Lag features and rolling statistics are powerful tools in time series forecasting. While Scikit-learn doesn’t provide these natively, they can be engineered using pandas before feeding into models. These features help capture temporal dependencies, seasonality, and trends.
Key Characteristics
- Lag features represent past observations
- Rolling means smooth short-term fluctuations
- Used in feature engineering for regression and classification
- Improves model context over time
Basic Rules
- Always shift or roll before training to prevent leakage
- Drop NaNs after applying lag/rolling
- Combine multiple lags and windows for better performance
- Can be used in pipeline with
FunctionTransformer
Syntax Table
SL NO | Technique | Syntax Example | Description |
---|---|---|---|
1 | Lag feature | df['lag1'] = df['value'].shift(1) |
Adds previous time step as feature |
2 | Multiple lags | df['lag3'] = df['value'].shift(3) |
Adds value from 3 steps back |
3 | Rolling mean | df['roll_mean_3'] = df['value'].rolling(3).mean() |
Computes 3-step moving average |
4 | Rolling std | df['roll_std_5'] = df['value'].rolling(5).std() |
Rolling standard deviation |
5 | Drop NaNs | df = df.dropna() |
Removes rows with missing values |
Syntax Explanation
1. Lag Feature
What is it?
Adds a new column that contains the value from one time step ago. This helps the model learn temporal dependencies between observations.
Syntax:
df['lag1'] = df['value'].shift(1)
Explanation:
- Shifts the original series by 1 row to align each observation with its prior value.
- Essential for converting time series to supervised learning.
- Can stack several lags to build memory into the model.
- Watch out for
NaN
at the start, which must be removed before training.
2. Multiple Lags
What is it?
Creates additional lagged features with greater gaps to capture longer temporal effects.
Syntax:
df['lag3'] = df['value'].shift(3)
Explanation:
- Offers deeper historical context.
- Improves learning of cyclic or weekly patterns.
- Combine
lag1
,lag3
,lag7
, etc., to capture short-term and seasonal behavior. - Enables models to use multi-step historical dependencies as features.
3. Rolling Mean
What is it?
Smooths out time series by averaging values over a sliding window.
Syntax:
df['roll_mean_3'] = df['value'].rolling(3).mean()
Explanation:
- Calculates the average of current and previous 2 values (window=3).
- Useful for trend extraction and smoothing noise.
- Reduces impact of short-term fluctuations and sharp jumps.
- Can be used directly or in combination with other features.
4. Rolling Standard Deviation
What is it?
Quantifies the variation or volatility within a sliding window of observations.
Syntax:
df['roll_std_5'] = df['value'].rolling(5).std()
Explanation:
- Measures the degree of deviation from the mean within a window.
- Helpful in modeling uncertainty and market volatility.
- Can highlight periods of instability or abnormal behavior.
- Use different window sizes to capture short- or long-term volatility.
5. Drop NaNs
What is it?
Removes all rows that contain NaN
values, typically introduced by lag or rolling computations.
Syntax:
df = df.dropna()
Explanation:
- Necessary cleanup step before model training.
- Avoids errors when passing data to Scikit-learn models.
- Drop only after all lag and rolling features have been added.
- Alternatively, impute missing values if losing rows is unacceptable.

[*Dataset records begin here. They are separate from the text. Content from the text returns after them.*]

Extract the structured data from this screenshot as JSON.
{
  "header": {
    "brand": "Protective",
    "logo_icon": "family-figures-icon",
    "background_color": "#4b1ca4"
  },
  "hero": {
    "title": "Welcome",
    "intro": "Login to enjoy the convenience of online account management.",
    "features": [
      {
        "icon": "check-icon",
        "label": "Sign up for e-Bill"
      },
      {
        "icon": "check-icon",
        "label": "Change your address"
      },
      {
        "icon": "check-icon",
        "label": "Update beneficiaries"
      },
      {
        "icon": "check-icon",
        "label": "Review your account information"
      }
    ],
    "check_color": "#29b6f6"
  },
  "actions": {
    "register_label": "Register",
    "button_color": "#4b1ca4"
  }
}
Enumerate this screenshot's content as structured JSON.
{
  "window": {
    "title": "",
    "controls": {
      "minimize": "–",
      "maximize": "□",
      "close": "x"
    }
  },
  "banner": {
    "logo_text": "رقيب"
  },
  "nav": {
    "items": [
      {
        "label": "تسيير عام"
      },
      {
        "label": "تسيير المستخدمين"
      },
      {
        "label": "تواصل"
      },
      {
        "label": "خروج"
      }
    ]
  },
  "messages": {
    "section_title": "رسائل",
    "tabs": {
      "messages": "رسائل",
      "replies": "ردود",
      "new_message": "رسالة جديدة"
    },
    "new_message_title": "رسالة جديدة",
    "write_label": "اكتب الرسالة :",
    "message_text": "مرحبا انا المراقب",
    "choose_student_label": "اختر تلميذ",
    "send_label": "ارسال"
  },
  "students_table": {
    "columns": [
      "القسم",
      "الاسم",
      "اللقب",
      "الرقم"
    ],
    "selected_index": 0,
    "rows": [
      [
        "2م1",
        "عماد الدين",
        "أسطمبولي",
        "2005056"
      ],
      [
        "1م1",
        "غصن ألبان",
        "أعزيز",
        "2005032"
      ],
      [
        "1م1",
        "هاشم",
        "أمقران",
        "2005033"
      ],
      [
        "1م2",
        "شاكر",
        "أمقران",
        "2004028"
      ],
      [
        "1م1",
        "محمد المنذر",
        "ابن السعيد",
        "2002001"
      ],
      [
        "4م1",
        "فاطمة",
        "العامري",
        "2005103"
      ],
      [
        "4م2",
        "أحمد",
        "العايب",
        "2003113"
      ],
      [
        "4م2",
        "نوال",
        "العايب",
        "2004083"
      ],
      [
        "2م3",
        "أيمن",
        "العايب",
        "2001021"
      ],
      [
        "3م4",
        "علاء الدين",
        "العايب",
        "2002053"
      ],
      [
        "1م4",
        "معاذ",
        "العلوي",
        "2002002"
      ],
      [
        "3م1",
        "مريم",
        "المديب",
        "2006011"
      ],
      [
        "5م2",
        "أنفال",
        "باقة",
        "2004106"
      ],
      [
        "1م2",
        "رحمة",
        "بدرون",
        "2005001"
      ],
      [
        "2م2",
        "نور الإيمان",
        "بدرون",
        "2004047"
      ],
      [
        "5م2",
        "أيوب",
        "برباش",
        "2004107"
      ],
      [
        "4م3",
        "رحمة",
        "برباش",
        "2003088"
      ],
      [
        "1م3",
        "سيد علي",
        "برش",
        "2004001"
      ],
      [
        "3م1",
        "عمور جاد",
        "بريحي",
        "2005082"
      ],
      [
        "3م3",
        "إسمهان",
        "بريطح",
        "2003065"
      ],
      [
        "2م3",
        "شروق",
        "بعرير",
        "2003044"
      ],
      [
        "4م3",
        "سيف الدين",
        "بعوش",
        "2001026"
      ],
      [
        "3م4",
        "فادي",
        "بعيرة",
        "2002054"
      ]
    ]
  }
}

Real-Life Project: Temperature Forecasting with Lag + Rolling
Project Name
Enhanced Daily Temperature Forecast
Project Overview
Add lag and rolling mean features to improve prediction of daily temperatures.
Project Goal
Use lag and rolling statistics in a linear regression model.
Code for This Project
import pandas as pd
import numpy as np
from sklearn.linear_model import LinearRegression
from sklearn.model_selection import train_test_split
from sklearn.metrics import mean_squared_error
# Simulate data
dates = pd.date_range(start='2023-01-01', periods=100)
temps = np.random.normal(loc=25, scale=3, size=100)

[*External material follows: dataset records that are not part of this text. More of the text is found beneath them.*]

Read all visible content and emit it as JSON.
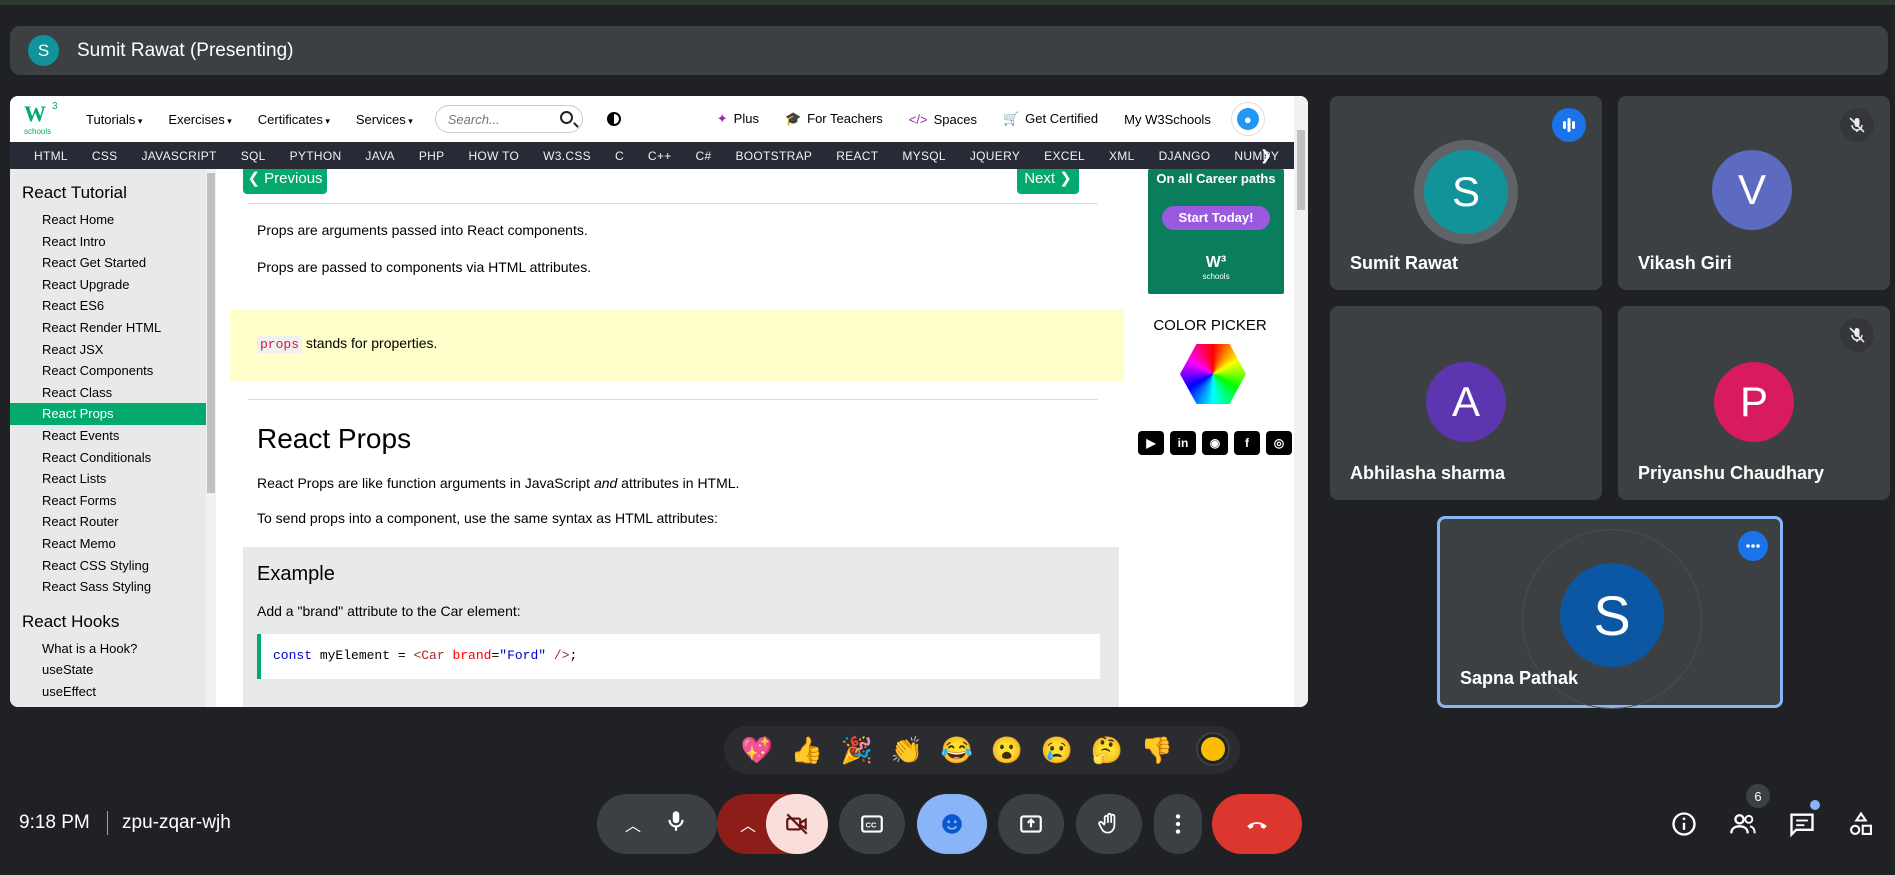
{
  "presenter": {
    "initial": "S",
    "label": "Sumit Rawat (Presenting)"
  },
  "w3": {
    "logo": {
      "mark": "W",
      "sup": "3",
      "sub": "schools"
    },
    "menu": [
      "Tutorials",
      "Exercises",
      "Certificates",
      "Services"
    ],
    "search_placeholder": "Search...",
    "right_links": [
      {
        "icon": "✦",
        "label": "Plus"
      },
      {
        "icon": "🎓",
        "label": "For Teachers"
      },
      {
        "icon": "</>",
        "label": "Spaces"
      },
      {
        "icon": "🛒",
        "label": "Get Certified"
      },
      {
        "icon": "",
        "label": "My W3Schools"
      }
    ],
    "nav": [
      "HTML",
      "CSS",
      "JAVASCRIPT",
      "SQL",
      "PYTHON",
      "JAVA",
      "PHP",
      "HOW TO",
      "W3.CSS",
      "C",
      "C++",
      "C#",
      "BOOTSTRAP",
      "REACT",
      "MYSQL",
      "JQUERY",
      "EXCEL",
      "XML",
      "DJANGO",
      "NUMPY"
    ],
    "nav_arrow": "❯"
  },
  "sidebar": {
    "heading1": "React Tutorial",
    "items1": [
      "React Home",
      "React Intro",
      "React Get Started",
      "React Upgrade",
      "React ES6",
      "React Render HTML",
      "React JSX",
      "React Components",
      "React Class",
      "React Props",
      "React Events",
      "React Conditionals",
      "React Lists",
      "React Forms",
      "React Router",
      "React Memo",
      "React CSS Styling",
      "React Sass Styling"
    ],
    "active": "React Props",
    "heading2": "React Hooks",
    "items2": [
      "What is a Hook?",
      "useState",
      "useEffect"
    ]
  },
  "content": {
    "prev": "❮ Previous",
    "next": "Next ❯",
    "p1": "Props are arguments passed into React components.",
    "p2": "Props are passed to components via HTML attributes.",
    "note_code": "props",
    "note_text": " stands for properties.",
    "heading": "React Props",
    "p3_a": "React Props are like function arguments in JavaScript ",
    "p3_em": "and",
    "p3_b": " attributes in HTML.",
    "p4": "To send props into a component, use the same syntax as HTML attributes:",
    "example_title": "Example",
    "example_desc": "Add a \"brand\" attribute to the Car element:",
    "code": {
      "kw": "const",
      "var": " myElement = ",
      "tag_open": "<Car ",
      "attr": "brand",
      "eq": "=",
      "str": "\"Ford\"",
      "tag_close": " />",
      "end": ";"
    }
  },
  "ad": {
    "line1": "On all Career paths",
    "cta": "Start Today!",
    "logo": "W³",
    "logo_sub": "schools",
    "colorpicker": "COLOR PICKER",
    "socials": [
      "▶",
      "in",
      "◉",
      "f",
      "◎"
    ]
  },
  "participants": [
    {
      "initial": "S",
      "name": "Sumit Rawat",
      "color": "#12939a",
      "state": "speaking"
    },
    {
      "initial": "V",
      "name": "Vikash Giri",
      "color": "#5c6bc0",
      "state": "muted"
    },
    {
      "initial": "A",
      "name": "Abhilasha sharma",
      "color": "#5e35b1",
      "state": ""
    },
    {
      "initial": "P",
      "name": "Priyanshu Chaudhary",
      "color": "#d81b60",
      "state": "muted"
    },
    {
      "initial": "S",
      "name": "Sapna Pathak",
      "color": "#0b57a4",
      "state": "self"
    }
  ],
  "reactions": [
    "💖",
    "👍",
    "🎉",
    "👏",
    "😂",
    "😮",
    "😢",
    "🤔",
    "👎"
  ],
  "footer": {
    "time": "9:18 PM",
    "meeting_code": "zpu-zqar-wjh",
    "people_count": "6"
  },
  "colors": {
    "meet_bg": "#202124",
    "tile_bg": "#3c4043",
    "w3_green": "#04aa6d",
    "end_call": "#ea4335",
    "active_blue": "#8ab4f8"
  }
}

df = pd.DataFrame({'date': dates, 'temp': temps})
# Create features
df['lag1'] = df['temp'].shift(1)
df['roll_mean_3'] = df['temp'].rolling(3).mean()
df['roll_std_3'] = df['temp'].rolling(3).std()
df = df.dropna()
X = df[['lag1', 'roll_mean_3', 'roll_std_3']]
y = df['temp']
X_train, X_test, y_train, y_test = train_test_split(X, y, shuffle=False)
model = LinearRegression()
model.fit(X_train, y_train)
y_pred = model.predict(X_test)
print("MSE:", mean_squared_error(y_test, y_pred))
Expected Output
- Improved accuracy over lag-only model
- Highlights benefit of combining lag and rolling features
Common Mistakes to Avoid
- ❌ Using rolling without handling NaNs
- ❌ Leaking future information by shifting incorrectly
- ❌ Applying rolling after splitting data (must be before!)